If anything can be said to be the key quality of the human race, it is our ability to adapt. This applies to TV, where accessibility for deaf or neurodivergent audiences is now becoming a universal tool for hearing and neurotypical people. Subtitles are a key example of this. An Ofcom study revealed that around 80% of audiences now use closed-captioning when watching shows. What used to be seen as an unfamiliar annoyance on the screen has slowly found its way to the majority audience who have become used to this tool and now rely on it for an easier listening experience, as well as for improved comprehension and memory purposes. Initial discomfort turned to normalisation over time, with empathy and perspective generated as by-products. 

Some critics and audiences slate this “vapid circus” of so-called wokeness as damaging to shows branded as “too middle-class and too white” (Long), but when it comes to championing social justice issues, acting talent comes second to creating a platform for audiences to relate to or learn from. Yes, in the case of the BAFTAs, this means there may be some surprise snubs for talent like Showtrial’s Céline Buckens or the lauded Mare of Easttown, in favour of shows that include social topics. But not only is the aforementioned attitude small-minded, it’s also unfounded. Look at Channel 4’s It’s A Sin, for instance, a show with stellar acting talent as well as diverse representation of the once (and arguably still) taboo topic of AIDS and its impact on gay communities, yet none of its many BAFTA nominations resulted in an award. Even so, through its very existence, it provided a voice for those lost in the tide of prejudice and ignorance in the 1980s, as well as championing the destigmatisation of HIV today. If we perceive award snubs through such a left vs. right, woke vs. traditionallens then we fail to understand the true value of TV as a social leveller.

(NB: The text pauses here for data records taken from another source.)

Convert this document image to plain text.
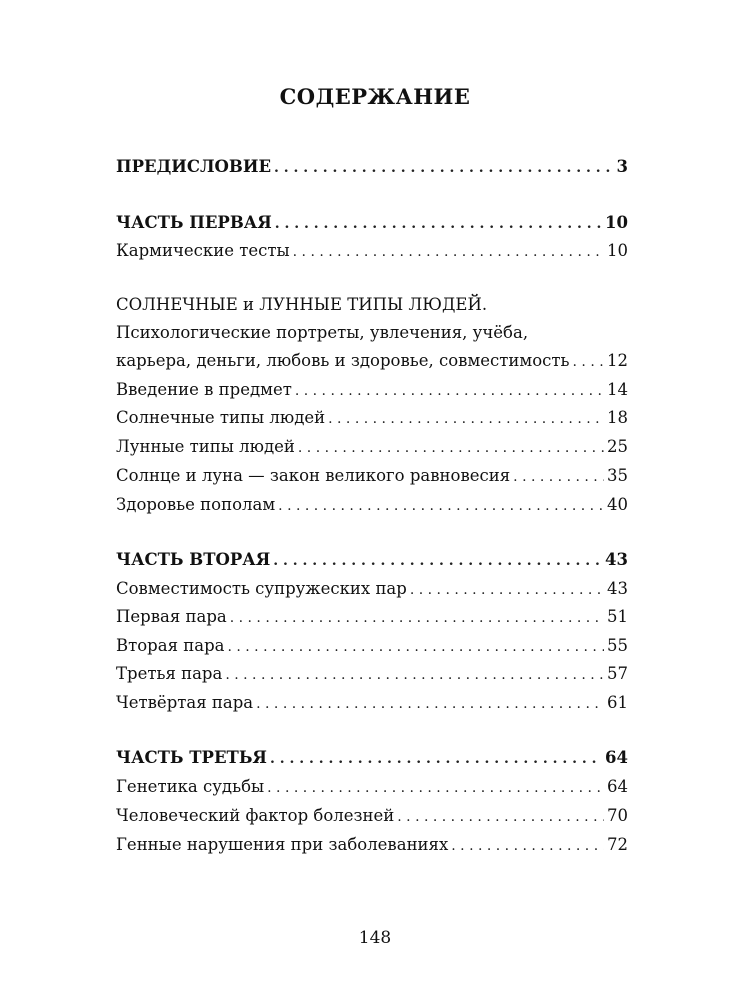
СОДЕРЖАНИЕ
ПРЕДИСЛОВИЕ . . .	3
ЧАСТЬ ПЕРВАЯ . . .	10
Кармические тесты . . .	10
СОЛНЕЧНЫЕ и ЛУННЫЕ ТИПЫ ЛЮДЕЙ.
Психологические портреты, увлечения, учёба,
карьера, деньги, любовь и здоровье, совместимость . . . 12
Введение в предмет . . .	14
Солнечные типы людей . . .	18
Лунные типы людей . . .	25
Солнце и луна — закон великого равновесия . . .	35
Здоровье пополам . . .	40
ЧАСТЬ ВТОРАЯ . . .	43
Совместимость супружеских пар . . .	43
Первая пара . . .	51
Вторая пара . . .	55
Третья пара . . .	57
Четвёртая пара . . .	61
ЧАСТЬ ТРЕТЬЯ . . .	64
Генетика судьбы . . .	64
Человеческий фактор болезней . . .	70
Генные нарушения при заболеваниях . . .	72
148
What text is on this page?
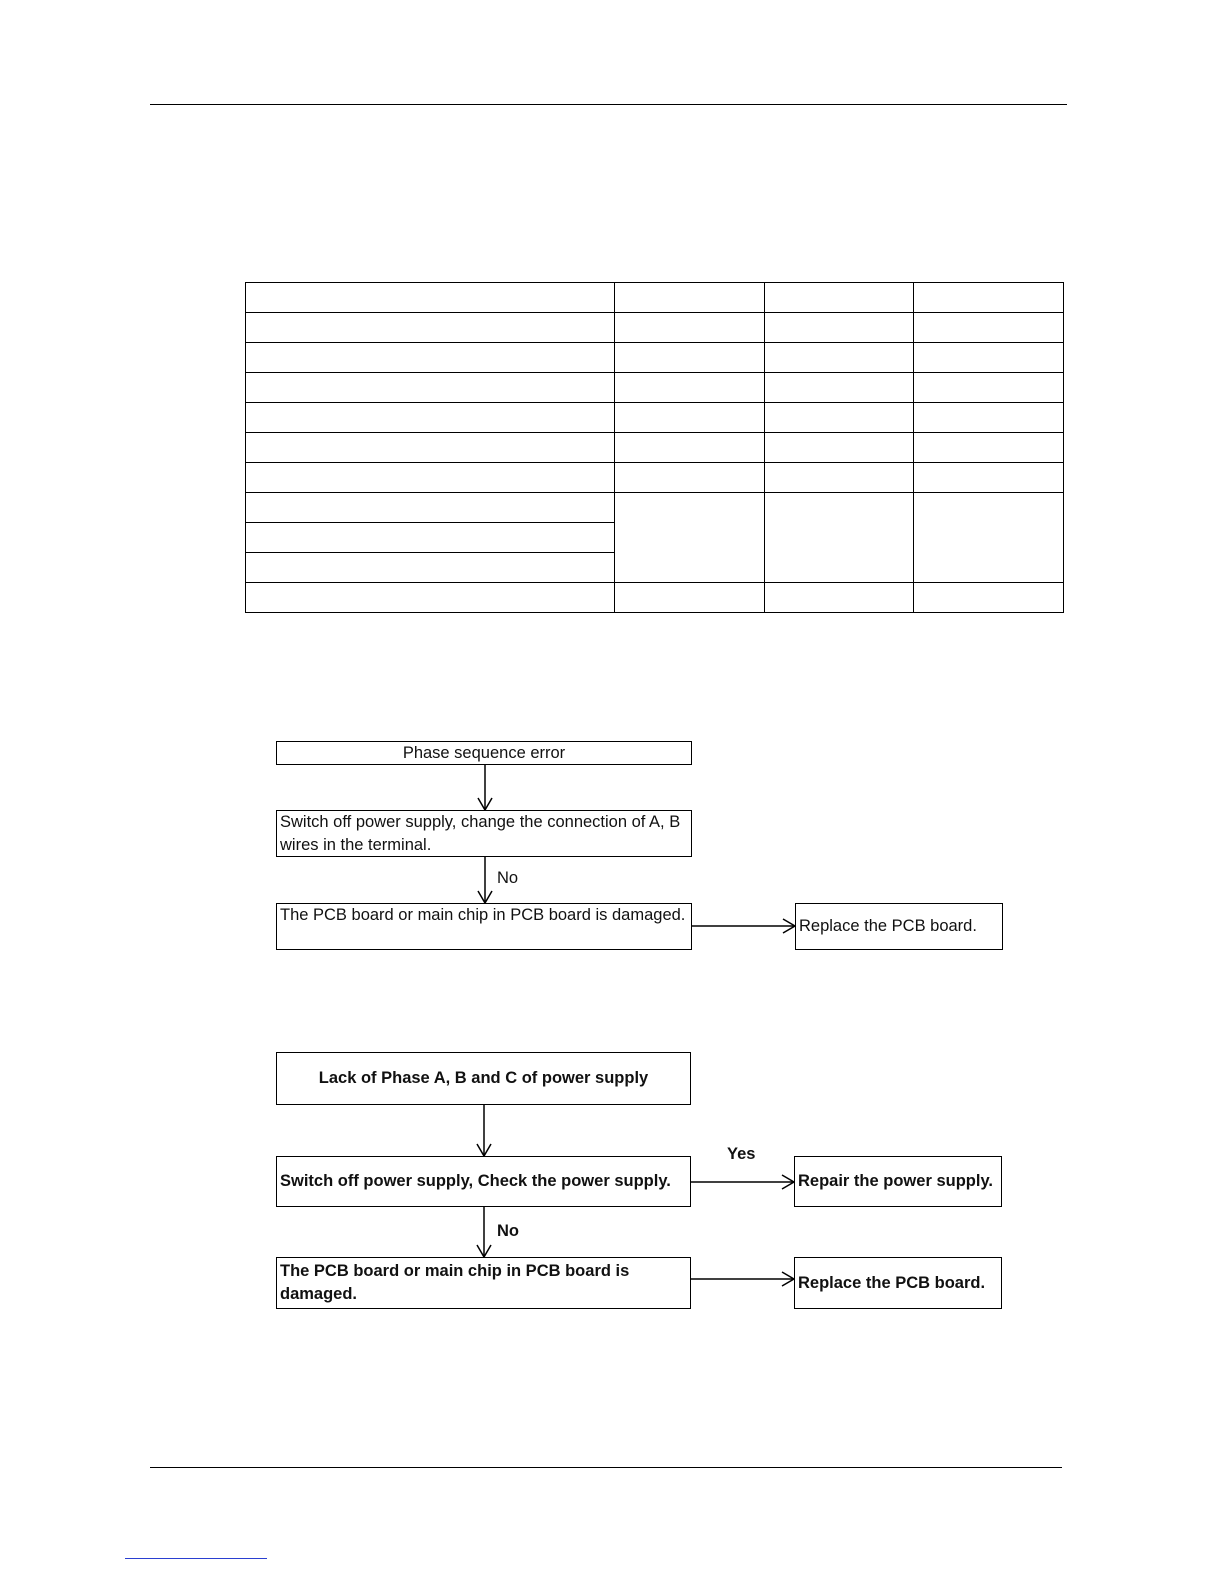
Phase sequence error
Switch off power supply, change the connection of A, B wires in the terminal.
No
The PCB board or main chip in PCB board is damaged.
Replace the PCB board.
Lack of Phase A, B and C of power supply
Switch off power supply, Check the power supply.
Yes
Repair the power supply.
No
The PCB board or main chip in PCB board is damaged.
Replace the PCB board.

Looking ahead, with the ongoing Ukraine crisis, ever-rising living costs and the devastating overturning of Roe v. Wade in the US, audiences will surely benefit from more formats and awarding bodies that celebrate diversity and advocate social change. In 2022, the desire for distraction still remains, but attention has shifted from lockdown-era escapism to discomfiting realism that isn’t afraid to invade the living room.